Veeder Thomas A, Leo Raphael J
Department of Psychiatry, Oregon Health and Science University, Portland, OR, USA.
Department of Psychiatry, Jacobs School of Medicine and Biomedical Sciences, State University of New York at Buffalo, Buffalo, NY, USA.
Gen Hosp Psychiatry. 2017 Jan-Feb;44:43-50. doi: 10.1016/j.genhosppsych.2016.09.003. Epub 2016 Sep 14.
To identify psychiatric diagnoses and psychosocial factors associated with intentional male genital self-mutilation (GSM) of specific injury subtypes.
A search of MEDLINE, EMBASE, PsycINFO, PubMed, Web of Science and CINAHL for cases of GSM was conducted until December 2015, based on GSM and related terms. Cases were examined for injury subtype, psychiatric diagnosis and psychosocial factors. Chi-square analyses were employed to determine differences in frequency of such factors across injury subtypes.

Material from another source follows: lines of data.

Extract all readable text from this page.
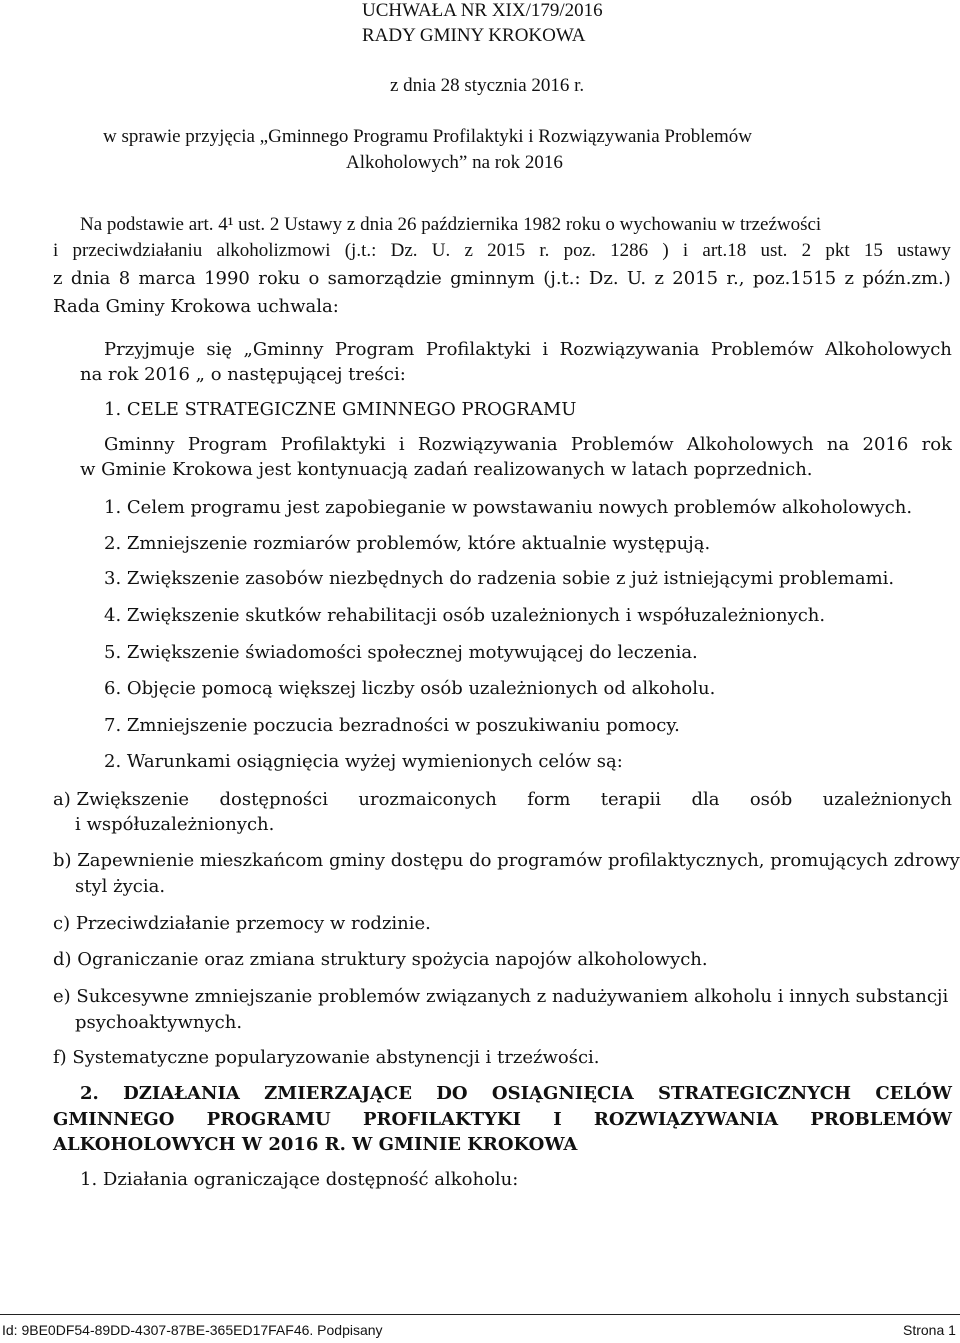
UCHWAŁA NR XIX/179/2016
RADY GMINY KROKOWA
z dnia 28 stycznia 2016 r.
w sprawie przyjęcia „Gminnego Programu Profilaktyki i Rozwiązywania Problemów
Alkoholowych” na rok 2016
Na podstawie art. 4¹ ust. 2 Ustawy z dnia 26 października 1982 roku o wychowaniu w trzeźwości
i przeciwdziałaniu alkoholizmowi (j.t.: Dz. U. z 2015 r. poz. 1286 ) i art.18 ust. 2 pkt 15 ustawy
z dnia 8 marca 1990 roku o samorządzie gminnym (j.t.: Dz. U. z 2015 r., poz.1515 z późn.zm.)
Rada Gminy Krokowa uchwala:
Przyjmuje się „Gminny Program Profilaktyki i Rozwiązywania Problemów Alkoholowych
na rok 2016 „ o następującej treści:
1. CELE STRATEGICZNE GMINNEGO PROGRAMU
Gminny Program Profilaktyki i Rozwiązywania Problemów Alkoholowych na 2016 rok
w Gminie Krokowa jest kontynuacją zadań realizowanych w latach poprzednich.
1. Celem programu jest zapobieganie w powstawaniu nowych problemów alkoholowych.
2. Zmniejszenie rozmiarów problemów, które aktualnie występują.
3. Zwiększenie zasobów niezbędnych do radzenia sobie z już istniejącymi problemami.
4. Zwiększenie skutków rehabilitacji osób uzależnionych i współuzależnionych.
5. Zwiększenie świadomości społecznej motywującej do leczenia.
6. Objęcie pomocą większej liczby osób uzależnionych od alkoholu.
7. Zmniejszenie poczucia bezradności w poszukiwaniu pomocy.
2. Warunkami osiągnięcia wyżej wymienionych celów są:
a) Zwiększenie dostępności urozmaiconych form terapii dla osób uzależnionych
i współuzależnionych.
b) Zapewnienie mieszkańcom gminy dostępu do programów profilaktycznych, promujących zdrowy
styl życia.
c) Przeciwdziałanie przemocy w rodzinie.
d) Ograniczanie oraz zmiana struktury spożycia napojów alkoholowych.
e) Sukcesywne zmniejszanie problemów związanych z nadużywaniem alkoholu i innych substancji
psychoaktywnych.
f) Systematyczne popularyzowanie abstynencji i trzeźwości.
2. DZIAŁANIA ZMIERZAJĄCE DO OSIĄGNIĘCIA STRATEGICZNYCH CELÓW
GMINNEGO PROGRAMU PROFILAKTYKI I ROZWIĄZYWANIA PROBLEMÓW
ALKOHOLOWYCH W 2016 R. W GMINIE KROKOWA
1. Działania ograniczające dostępność alkoholu:
Id: 9BE0DF54-89DD-4307-87BE-365ED17FAF46. Podpisany	Strona 1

Data were obtained from 173 cases: genital mutilation (n=21), penile amputation (n=62), castration (n=56) and combined amputation/castration (n=34). Common psychiatric disorders included schizophrenia spectrum (49%), substance use (18.5%), personality (15.9%) and gender dysphoric disorders (15.3%). Chi-square analyses revealed that schizophrenia spectrum disorders occurred significantly more often among auto-amputates as compared with self-castrators or mutilators. Gender dysphoria occurred significantly more often among self-castrators than auto-amputates. No significant differences emerged regarding psychosocial factors across GSM subtypes. However, associations were observed between psychosocial factors and psychiatric diagnoses. Although altogether not commonly reported, experiential factors were reported in 82% of psychotic individuals. Treatment inaccessibility was noted among 71% of gender dysphorics engaging in auto-castration.

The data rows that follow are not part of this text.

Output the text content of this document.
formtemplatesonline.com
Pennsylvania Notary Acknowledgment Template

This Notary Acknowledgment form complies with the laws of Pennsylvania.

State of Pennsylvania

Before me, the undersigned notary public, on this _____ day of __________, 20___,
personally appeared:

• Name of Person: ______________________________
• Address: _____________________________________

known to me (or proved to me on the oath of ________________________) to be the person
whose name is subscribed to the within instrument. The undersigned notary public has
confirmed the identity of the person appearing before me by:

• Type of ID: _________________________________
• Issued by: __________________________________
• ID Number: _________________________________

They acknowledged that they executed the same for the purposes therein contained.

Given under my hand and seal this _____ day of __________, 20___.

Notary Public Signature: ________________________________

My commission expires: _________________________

Clinicians must consider the diverse range of psychiatric disorders and psychosocial factors underlying GSM.
确定与特定损伤亚型的男性故意性生殖器自残(GSM)相关的精神疾病诊断和社会心理因素。
基于GSM及相关术语,检索MEDLINE、EMBASE、PsycINFO、PubMed、Web of Science和CINAHL数据库,直至2015年12月,查找GSM病例。对病例进行损伤亚型、精神疾病诊断和社会心理因素检查。采用卡方分析确定这些因素在不同损伤亚型中的频率差异。
共获取173例数据:生殖器切割(n = 21)、阴茎切断(n = 62)、阉割(n = 56)以及切断/阉割联合(n = 34)。常见精神疾病包括精神分裂症谱系障碍(49%)、物质使用障碍(18.5%)、人格障碍(15.9%)和性别焦虑症(15.3%)。卡方分析显示,与自我阉割者或生殖器切割者相比,自动切断者中精神分裂症谱系障碍的发生率显著更高。自我阉割者中性别焦虑症的发生率显著高于自动切断者。不同GSM亚型在社会心理因素方面未发现显著差异。然而,观察到社会心理因素与精神疾病诊断之间存在关联。尽管总体上报告不常见,但82%的精神病患者报告了体验因素。71%进行自我阉割的性别焦虑症患者存在治疗不可及的情况。
临床医生必须考虑GSM背后多种精神疾病和社会心理因素。